Premier Brad Wall said Saskatchewan exports to China grew from $1.2 billion to $2.5 billion between 2008 and 2012
REGINA—Premier Brad Wall says Saskatchewan is looking to triple its exports to Asia by 2020 to keep in line with recommendations from a report released this week.
The Saskatchewan-Asia Advisory Council made 45 suggestions such as more Asian language studies in schools and increased recruitment of international post-secondary students from that continent.
“There are some pretty bold recommendations,” said Wall, who added that the province has already increased its role in Asian markets.
“Lest anyone doubt that this is possible, consider that between 2008 and 2012, Saskatchewan exports to China grew from $1.2 billion to $2.5 billion.”
The council, formed in May 2013 to provide advice on Saskatchewan’s trade with Asia, reports that Asian countries have the highest demand for provincial products.
It warns that Canada is lagging behind countries such as the United States, New Zealand and Australia.
Recommendation include the province creating project proposals for at least 10 major investment opportunities for Asian entrepreneurs to consider.
Council chairman Grant Kook, who is CEO of Westcap Mgt.

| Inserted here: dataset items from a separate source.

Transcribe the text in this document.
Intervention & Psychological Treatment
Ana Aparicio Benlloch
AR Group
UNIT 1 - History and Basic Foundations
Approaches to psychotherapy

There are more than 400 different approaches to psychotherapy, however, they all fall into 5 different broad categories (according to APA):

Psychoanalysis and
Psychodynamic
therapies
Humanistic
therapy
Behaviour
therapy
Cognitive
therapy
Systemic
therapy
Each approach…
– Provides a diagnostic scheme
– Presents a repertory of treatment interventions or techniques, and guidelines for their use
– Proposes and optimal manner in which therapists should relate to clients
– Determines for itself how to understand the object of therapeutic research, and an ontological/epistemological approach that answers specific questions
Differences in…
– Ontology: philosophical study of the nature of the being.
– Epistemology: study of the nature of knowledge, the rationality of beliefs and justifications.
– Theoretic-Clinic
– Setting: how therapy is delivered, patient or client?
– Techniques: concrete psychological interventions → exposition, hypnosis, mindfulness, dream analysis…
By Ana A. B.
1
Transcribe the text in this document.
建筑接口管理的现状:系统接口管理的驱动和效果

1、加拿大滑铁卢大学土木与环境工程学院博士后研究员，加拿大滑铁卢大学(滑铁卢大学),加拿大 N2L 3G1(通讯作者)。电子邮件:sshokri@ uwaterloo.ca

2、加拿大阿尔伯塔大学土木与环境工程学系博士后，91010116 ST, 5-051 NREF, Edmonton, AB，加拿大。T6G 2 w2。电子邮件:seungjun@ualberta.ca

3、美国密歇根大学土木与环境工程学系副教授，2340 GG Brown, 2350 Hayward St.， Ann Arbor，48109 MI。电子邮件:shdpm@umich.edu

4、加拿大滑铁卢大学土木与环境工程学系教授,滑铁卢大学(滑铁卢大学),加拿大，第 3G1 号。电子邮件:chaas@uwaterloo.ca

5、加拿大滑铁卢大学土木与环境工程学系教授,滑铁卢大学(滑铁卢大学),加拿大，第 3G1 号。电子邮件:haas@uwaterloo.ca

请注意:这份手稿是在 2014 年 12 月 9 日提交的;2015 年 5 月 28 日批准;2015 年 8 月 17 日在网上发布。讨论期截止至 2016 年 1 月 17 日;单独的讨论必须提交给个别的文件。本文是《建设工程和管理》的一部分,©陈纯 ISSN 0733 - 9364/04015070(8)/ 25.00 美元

Ltd., based in Saskatoon, said Asia is set to account for half of the world’s global domestic product by 2050.
He suggests Saskatchewan can reap the economic benefits by attracting Asian investment.
“There is a lack of urgency in national efforts to enhance and transform our Asian relationships,” Kook said. “We believe Saskatchewan can and should lead the nation in Asian engagement.”
The report says Saskatchewan’s trade in 2013 with Asia was at an all-time high of $6.6 billion in exports to major partners such as India, Indonesia, China and Japan.
It recommends Mandarin language programs in schools, starting at the primary level, and calls for efforts to double Saskatchewan’s international post-secondary recruitment by 2020, with a focus on Asian students.
“We’re going to be careful about any major curriculum changes,” said Wall, who added that extracurricular programs are one possible option for increasing the presence of Mandarin at the grade-school level.
“This is the language of the economy and jobs and prosperity for the province as well.”
The province currently is seventh in Canada in terms of international student recruitment.
Kook would like to see that improved and also wants better retention of foreign students following their studies.
“As we expend those dollars, we need to be more efficient and retain them,” he said.
Saskatchewan’s immigration priorities also need to be refocused, said Kook, who suggested that export-driven entrepreneurs from Asia should make up five per cent of the Saskatchewan’s immigrant nominee program.
Wall said along with managing trade relationships, it’s essential to prioritize the logistics of the agricultural industry to keep the province internationally competitive.
Earlier this year, western Canadian farmers faced long delays to transport grain due to a railway bottleneck.
“We saw with the grain transportation backlog this last spring what happened. We lost Japan as a customer,” the premier said.
“If anybody needed to be shocked a little bit about the impact of logistics on our markets, they need look no further than that.”